Pornocalypse Comes To Barnes & Noble
From the non-paywalled part of a paywalled article on a publishing news website, we learn that Barnes & Noble is making most small/indy publishers (but perhaps not the majors) remove dirty books from its catalog:
B&N to Limit Erotica And Summary Titles On Their Site
Barnes & Noble is eliminating certain books from their online catalog. Some digital book distributors have been tasked with removing all of their erotica ISBNs from feeding onto the site, as well as public domain works and “summary” titles that bill themselves as guides to other popular books. Additionally, B&N is updating the search function on their site so that customers “can decide to see clearly explicit content or not.” Senior director of book strategy & customer experience Shannon DeVito told PL that this is a quality-control move that will not affect major publishers.

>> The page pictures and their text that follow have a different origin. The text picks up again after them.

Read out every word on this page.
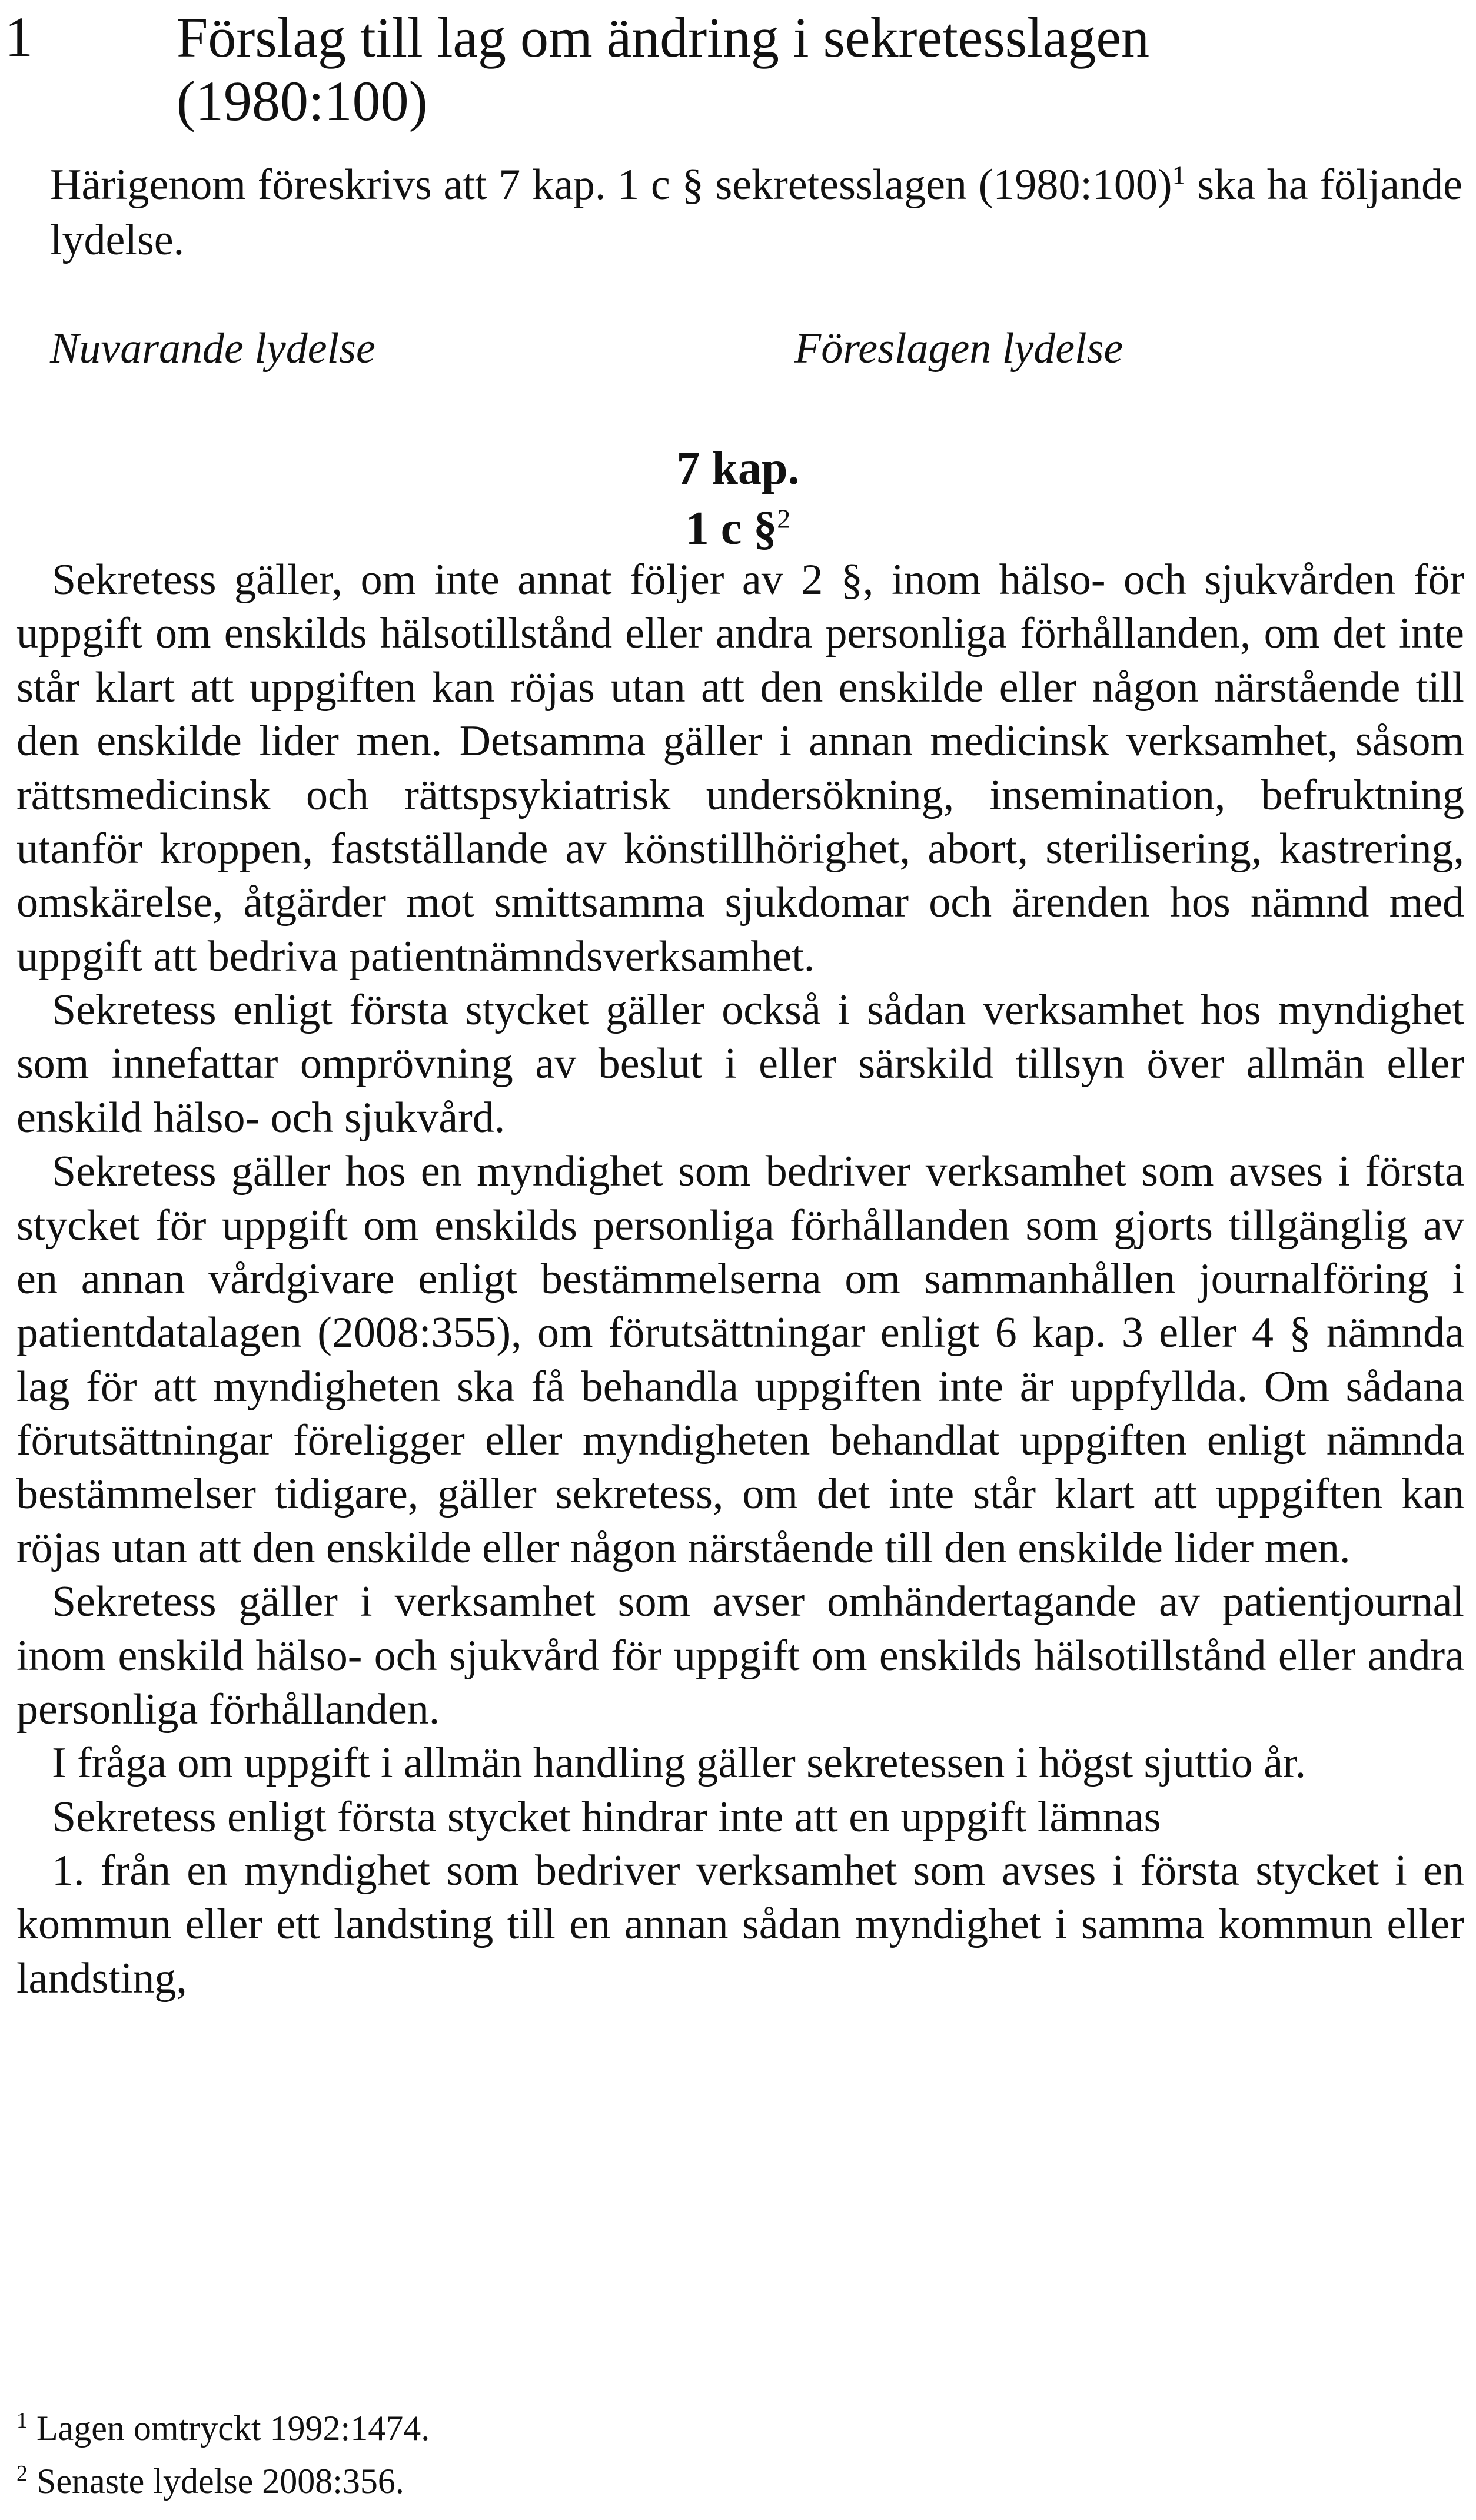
1	Förslag till lag om ändring i sekretesslagen (1980:100)
Härigenom föreskrivs att 7 kap. 1 c § sekretesslagen (1980:100)$^1$ ska ha följande lydelse.
Nuvarande lydelse	Föreslagen lydelse
7 kap.
1 c §$^2$

Sekretess gäller, om inte annat följer av 2 §, inom hälso- och sjukvården för uppgift om enskilds hälsotillstånd eller andra personliga förhållanden, om det inte står klart att uppgiften kan röjas utan att den enskilde eller någon närstående till den enskilde lider men. Detsamma gäller i annan medicinsk verksamhet, såsom rättsmedicinsk och rättspsykiatrisk undersökning, insemination, befruktning utanför kroppen, fastställande av könstillhörighet, abort, sterilisering, kastrering, omskärelse, åtgärder mot smittsamma sjukdomar och ärenden hos nämnd med uppgift att bedriva patientnämndsverksamhet.

Sekretess enligt första stycket gäller också i sådan verksamhet hos myndighet som innefattar omprövning av beslut i eller särskild tillsyn över allmän eller enskild hälso- och sjukvård.

Sekretess gäller hos en myndighet som bedriver verksamhet som avses i första stycket för uppgift om enskilds personliga förhållanden som gjorts tillgänglig av en annan vårdgivare enligt bestämmelserna om sammanhållen journalföring i patientdatalagen (2008:355), om förutsättningar enligt 6 kap. 3 eller 4 § nämnda lag för att myndigheten ska få behandla uppgiften inte är uppfyllda. Om sådana förutsättningar föreligger eller myndigheten behandlat uppgiften enligt nämnda bestämmelser tidigare, gäller sekretess, om det inte står klart att uppgiften kan röjas utan att den enskilde eller någon närstående till den enskilde lider men.

Sekretess gäller i verksamhet som avser omhändertagande av patientjournal inom enskild hälso- och sjukvård för uppgift om enskilds hälsotillstånd eller andra personliga förhållanden.

I fråga om uppgift i allmän handling gäller sekretessen i högst sjuttio år.

Sekretess enligt första stycket hindrar inte att en uppgift lämnas

1. från en myndighet som bedriver verksamhet som avses i första stycket i en kommun eller ett landsting till en annan sådan myndighet i samma kommun eller landsting,

$^1$ Lagen omtryckt 1992:1474.

$^2$ Senaste lydelse 2008:356.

If anybody who is cleverer than me with paywall-defeating tools (but I’m pretty clever, and I failed) can provide a working link to the full article, that would be sweet.
Similar Sex Blogging:
Shorter URL for sharing: https://www.erosblog.com/?p=33095
Wait, I thought that erotic novels were a HUGE money maker for Amazon et al.???
Pornocalypse events almost always seem counterintuitive to profit-maximizing, at least when analyzing over short time frames while viewing from outside the enterprise using only public information. It’s harder to say whether the pornocalypse in general is economically rational behavior or is a market distortion tied to monopoly control of the billing system, a monoculture of social class attitudes in the financial sector, or oligarchic control of cultural organs such as television and the press.
Well, another site to cross off my list for providing entertainment of all sorts.
Because so many aspects of the US economy are monopolies or monopsonies, if you line up the major actors in a sector behind some damn fool policy, nobody may be able to compete effectively. Businesses smaller than Amazon have to take what Visa, Mastercard, and Stripe say and like it.